By Rev. Michael Stonhouse

Meditation – Sunday, July 28, 2024

Psalm 145: 10-18 (Forward, p. 91) CEV p. 643

There have always been those who blame ‘religion’, vaguely termed and undefined, for all the problems of the world. And there have likewise been those who blamed God. They have posed relatively unsolvable questions as, ‘Why does God allow evil in the world? Or, “Why does God permit such suffering to exist?”

Our psalmist today takes an entirely different tack. He explains to us why we should praise and honour God. He gives us the rationale for so doing:

-he speaks of God’s incredible power and the mighty and wonderful things that He does, God’s fearsome and wonderful deeds for instance, or his mighty miracles. (Surely this is something that Israel experienced first-hand—and us as well.)

-he talks about God’s kingdom, a kingdom that will never end and where God rules, a kingdom that we know only in infancy, but which we believe will be fulfilled when Christ returns.

-he speaks of God’s faithfulness and dependability, namely that God always keeps His word and does everything that He promises.
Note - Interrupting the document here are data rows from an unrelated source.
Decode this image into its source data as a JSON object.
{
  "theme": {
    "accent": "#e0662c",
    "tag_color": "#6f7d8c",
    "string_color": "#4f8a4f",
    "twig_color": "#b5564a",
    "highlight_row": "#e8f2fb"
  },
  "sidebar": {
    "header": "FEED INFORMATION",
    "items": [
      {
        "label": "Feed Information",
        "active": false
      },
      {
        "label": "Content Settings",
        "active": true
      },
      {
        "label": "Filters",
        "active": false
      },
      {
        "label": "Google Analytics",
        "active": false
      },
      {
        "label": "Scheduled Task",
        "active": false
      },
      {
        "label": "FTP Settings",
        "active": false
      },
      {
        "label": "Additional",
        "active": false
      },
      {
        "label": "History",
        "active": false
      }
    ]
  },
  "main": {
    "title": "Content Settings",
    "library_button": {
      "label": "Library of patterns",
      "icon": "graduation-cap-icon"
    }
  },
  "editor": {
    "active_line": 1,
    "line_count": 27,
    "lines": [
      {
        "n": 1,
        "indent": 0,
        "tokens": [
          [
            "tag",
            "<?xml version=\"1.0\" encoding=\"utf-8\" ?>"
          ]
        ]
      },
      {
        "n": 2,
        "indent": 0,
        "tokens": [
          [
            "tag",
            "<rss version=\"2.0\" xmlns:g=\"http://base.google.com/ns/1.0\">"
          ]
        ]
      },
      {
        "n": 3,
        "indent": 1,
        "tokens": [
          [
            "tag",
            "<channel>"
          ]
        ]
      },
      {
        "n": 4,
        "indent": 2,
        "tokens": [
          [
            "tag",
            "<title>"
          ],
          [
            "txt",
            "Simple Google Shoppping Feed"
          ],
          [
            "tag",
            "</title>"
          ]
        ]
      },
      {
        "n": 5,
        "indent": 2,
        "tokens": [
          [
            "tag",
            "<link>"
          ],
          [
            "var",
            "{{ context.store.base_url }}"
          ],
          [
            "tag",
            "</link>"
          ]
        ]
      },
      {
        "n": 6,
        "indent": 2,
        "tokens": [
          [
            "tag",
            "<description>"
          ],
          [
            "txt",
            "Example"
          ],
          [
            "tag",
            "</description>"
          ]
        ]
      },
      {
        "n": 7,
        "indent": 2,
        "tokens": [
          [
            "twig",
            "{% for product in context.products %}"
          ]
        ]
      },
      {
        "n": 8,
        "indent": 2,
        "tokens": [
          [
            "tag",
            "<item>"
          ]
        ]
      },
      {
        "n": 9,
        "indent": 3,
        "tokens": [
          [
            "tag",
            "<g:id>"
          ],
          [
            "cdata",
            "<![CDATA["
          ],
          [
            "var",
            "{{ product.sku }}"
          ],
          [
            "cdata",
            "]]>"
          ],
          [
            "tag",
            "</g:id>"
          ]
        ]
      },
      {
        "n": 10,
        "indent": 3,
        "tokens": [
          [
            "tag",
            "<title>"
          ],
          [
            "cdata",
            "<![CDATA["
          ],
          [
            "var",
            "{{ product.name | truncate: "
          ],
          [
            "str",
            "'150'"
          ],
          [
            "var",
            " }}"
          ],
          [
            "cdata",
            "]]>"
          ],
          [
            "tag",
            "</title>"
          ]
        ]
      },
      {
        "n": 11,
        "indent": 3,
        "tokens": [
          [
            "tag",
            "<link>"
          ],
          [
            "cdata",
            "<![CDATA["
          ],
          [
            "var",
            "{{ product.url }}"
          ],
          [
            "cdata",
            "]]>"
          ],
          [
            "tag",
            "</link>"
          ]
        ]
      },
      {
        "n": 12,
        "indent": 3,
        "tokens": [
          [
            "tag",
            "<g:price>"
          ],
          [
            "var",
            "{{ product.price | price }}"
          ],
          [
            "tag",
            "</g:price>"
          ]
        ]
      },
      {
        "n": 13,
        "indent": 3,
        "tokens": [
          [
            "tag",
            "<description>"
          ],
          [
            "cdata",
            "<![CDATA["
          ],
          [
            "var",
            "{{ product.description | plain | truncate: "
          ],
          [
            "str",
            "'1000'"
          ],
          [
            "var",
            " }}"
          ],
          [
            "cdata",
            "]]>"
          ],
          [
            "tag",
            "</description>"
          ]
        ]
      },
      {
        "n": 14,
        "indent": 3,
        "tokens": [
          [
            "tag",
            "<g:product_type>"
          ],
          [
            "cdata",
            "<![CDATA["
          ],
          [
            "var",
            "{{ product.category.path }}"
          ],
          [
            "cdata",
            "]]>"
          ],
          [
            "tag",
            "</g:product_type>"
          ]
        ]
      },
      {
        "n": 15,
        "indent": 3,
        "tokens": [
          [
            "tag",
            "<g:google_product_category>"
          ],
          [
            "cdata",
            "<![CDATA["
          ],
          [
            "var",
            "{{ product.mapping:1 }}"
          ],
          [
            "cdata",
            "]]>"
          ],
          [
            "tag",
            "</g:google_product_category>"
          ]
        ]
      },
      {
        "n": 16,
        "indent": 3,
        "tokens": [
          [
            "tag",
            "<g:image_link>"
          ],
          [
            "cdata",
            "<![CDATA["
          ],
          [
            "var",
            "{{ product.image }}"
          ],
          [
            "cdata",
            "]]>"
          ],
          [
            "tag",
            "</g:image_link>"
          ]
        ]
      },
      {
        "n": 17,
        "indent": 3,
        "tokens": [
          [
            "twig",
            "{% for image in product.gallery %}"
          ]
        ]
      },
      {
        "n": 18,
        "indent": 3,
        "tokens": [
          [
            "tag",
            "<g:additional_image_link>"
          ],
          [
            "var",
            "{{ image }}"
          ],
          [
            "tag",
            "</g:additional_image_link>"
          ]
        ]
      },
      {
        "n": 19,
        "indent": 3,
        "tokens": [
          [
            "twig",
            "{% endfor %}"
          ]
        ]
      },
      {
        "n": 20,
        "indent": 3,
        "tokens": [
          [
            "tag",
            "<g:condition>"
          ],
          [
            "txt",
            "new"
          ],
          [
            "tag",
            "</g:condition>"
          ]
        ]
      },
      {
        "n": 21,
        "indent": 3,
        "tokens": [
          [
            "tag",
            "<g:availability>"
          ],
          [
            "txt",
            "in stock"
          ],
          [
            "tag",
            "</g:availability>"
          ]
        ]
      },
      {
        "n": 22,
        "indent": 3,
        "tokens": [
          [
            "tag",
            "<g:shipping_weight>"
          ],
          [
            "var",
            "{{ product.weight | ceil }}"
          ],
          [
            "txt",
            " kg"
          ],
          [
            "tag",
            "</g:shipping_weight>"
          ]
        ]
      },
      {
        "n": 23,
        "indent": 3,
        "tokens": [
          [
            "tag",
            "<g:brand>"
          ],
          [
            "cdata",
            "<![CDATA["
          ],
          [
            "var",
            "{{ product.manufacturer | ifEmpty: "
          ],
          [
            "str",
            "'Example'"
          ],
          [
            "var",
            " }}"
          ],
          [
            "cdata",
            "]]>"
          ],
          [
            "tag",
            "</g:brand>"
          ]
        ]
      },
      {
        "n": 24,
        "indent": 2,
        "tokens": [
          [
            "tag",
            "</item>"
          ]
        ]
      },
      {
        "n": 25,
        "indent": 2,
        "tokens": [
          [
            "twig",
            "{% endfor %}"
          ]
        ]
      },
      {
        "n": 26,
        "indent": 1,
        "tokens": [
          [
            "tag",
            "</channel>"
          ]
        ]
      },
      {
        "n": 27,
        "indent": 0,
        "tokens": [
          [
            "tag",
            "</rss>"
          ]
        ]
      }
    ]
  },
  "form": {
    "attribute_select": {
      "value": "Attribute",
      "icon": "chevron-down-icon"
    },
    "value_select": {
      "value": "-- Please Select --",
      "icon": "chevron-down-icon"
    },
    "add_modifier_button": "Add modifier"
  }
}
-he talks about how very good and helpful God is, such that people can depend upon Him to help them in times of trouble and provide them with whatever they need.

-and he talks about God’s own character, how good, kind, thoughtful and loving He is.

Surely, as our psalmist puts it, there are good reasons, a good rationale, for us honouring and praising God. But this is only from his own experience, so, what about us: what are our reasons for choosing to praise Him? It is a good thing to ponder. Amen.

Forward notes: “You open wide your hand and satisfy the needs of every living creature” (verse 16).

“You’ve probably heard someone groan about how they are terrible at taking time for themselves or failing to really observe a sabbath. I am guilty of this myself. But I don’t find this a badge of honour or a sign that I work hard. I recognize it as a real moral failing.

“Aldo Leopold closes A Sand County Almanac, his pivotal book about ecology, by discussing our society’s lack of an ethic regarding the natural world. He notes the temptation to take a functional view of nature, to merely see it for what it can provide us. He argues for the inherent value of nature itself and a re-orienting of our thinking about it, noting, ‘recreational development is a job not of building roads into lovely country, but of building receptivity into the still unlovely human mind.’ This, then, is the purpose of recreation, of sabbath. It is not for us to double down, capitalizing on what we are already doing. It is for us to be transformed by what is greater than ourselves.”

MOVING FORWARD: “How can you humble yourself before the Lord of the sabbath and be transformed?”